Sağlık Bakanı Recep Akdağ’ın 2016 yılında yaptığı açıklamada, “Sezaryen Türkiye’de bir çılgınlık halini almış durumda. Özel hastanelerde yüzde 70’in üzerinde, yüzde 75’ler civarında sezaryen oranları var. Bu hususta yeni bir eylem planımız var” diye konuştu. 2011 yılında dönemin Başbakanı Recep Tayyip Erdoğan ve Sağlık Bakanı Recep Akdağ, doğum sayısını azalttığı gerekçesiyle sezaryeni suçlayan açıklamalar yaptılar. TTB Merkez Konseyi tarafından yapılan açıklamada “Sezaryen karşıtı bu açıklamalardan sonra sezaryenle doğum girişimleri çok sıkı takibe alınmış, baskı ve yaratılan korku gereklilik olduğunda bile sezaryenden kaçınmaya yol açmıştır. Bu durum, zor doğum nedeniyle bebeklerde oksijensiz kalmaya bağlı kalıcı sağlık sorunlarına neden olabilirken, annelerin ölümüyle sonuçlanan doğumlar yaşanmıştır. Kadınların yaşam haklarını engelleyen sağlık politikaları kabul edilemez” ifadeleri yer aldı.

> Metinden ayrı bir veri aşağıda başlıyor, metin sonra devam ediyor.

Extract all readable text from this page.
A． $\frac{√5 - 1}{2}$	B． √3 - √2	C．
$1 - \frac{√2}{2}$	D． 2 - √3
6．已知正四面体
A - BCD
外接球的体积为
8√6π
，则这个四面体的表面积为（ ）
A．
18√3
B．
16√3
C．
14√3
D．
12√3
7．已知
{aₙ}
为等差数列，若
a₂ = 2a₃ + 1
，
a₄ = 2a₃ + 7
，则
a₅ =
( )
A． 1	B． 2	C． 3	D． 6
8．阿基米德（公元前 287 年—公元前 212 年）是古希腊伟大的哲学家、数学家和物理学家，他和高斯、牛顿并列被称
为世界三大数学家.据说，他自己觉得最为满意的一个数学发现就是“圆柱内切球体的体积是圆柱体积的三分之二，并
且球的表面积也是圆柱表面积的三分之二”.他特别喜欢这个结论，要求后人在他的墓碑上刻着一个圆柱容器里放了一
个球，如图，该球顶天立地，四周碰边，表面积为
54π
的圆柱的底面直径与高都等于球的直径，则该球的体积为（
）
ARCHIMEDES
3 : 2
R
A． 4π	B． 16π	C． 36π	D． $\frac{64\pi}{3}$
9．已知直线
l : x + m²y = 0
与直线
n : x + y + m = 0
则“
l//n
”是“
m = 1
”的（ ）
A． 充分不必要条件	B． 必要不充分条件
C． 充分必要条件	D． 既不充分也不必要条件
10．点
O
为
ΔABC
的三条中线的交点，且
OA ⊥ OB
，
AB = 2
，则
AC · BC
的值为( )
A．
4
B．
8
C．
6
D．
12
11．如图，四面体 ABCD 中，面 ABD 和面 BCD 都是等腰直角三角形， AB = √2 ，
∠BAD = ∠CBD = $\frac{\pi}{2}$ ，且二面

Bakanlık aşıya gerek yok dedi

Türkiye’de giderek artan aşı karşıtlığı üzerine 2018 yılında TTB Merkez Konseyi, TTB Halk Sağlığı Kolu ve TTB Aile Hekimleri Kolu tarafından bir bildiri deklare edildi. Sağlık Bakanlığı’nın rakamlarına göre çocuğuna aşı yaptırmayı reddeden aile sayısının 2011’de 183 iken 2016’da 12 bine, 2017 ise 23 bine çıktığını belirten TTB’nin bildirisinde, “Ne yazık ki günümüzde sadece aşı yaptırmayan değil aşısı olan çocukların da risk altında olduğu bir durum söz konusudur” ifadelerine yer verdi. Sağlık Bakanlığı ise aşı ve bağışıklama hizmetlerine faaliyet raporlarında yer vermedi ve artan aşı karşıtlığı üzerine herhangi bir açıklama yapmadı.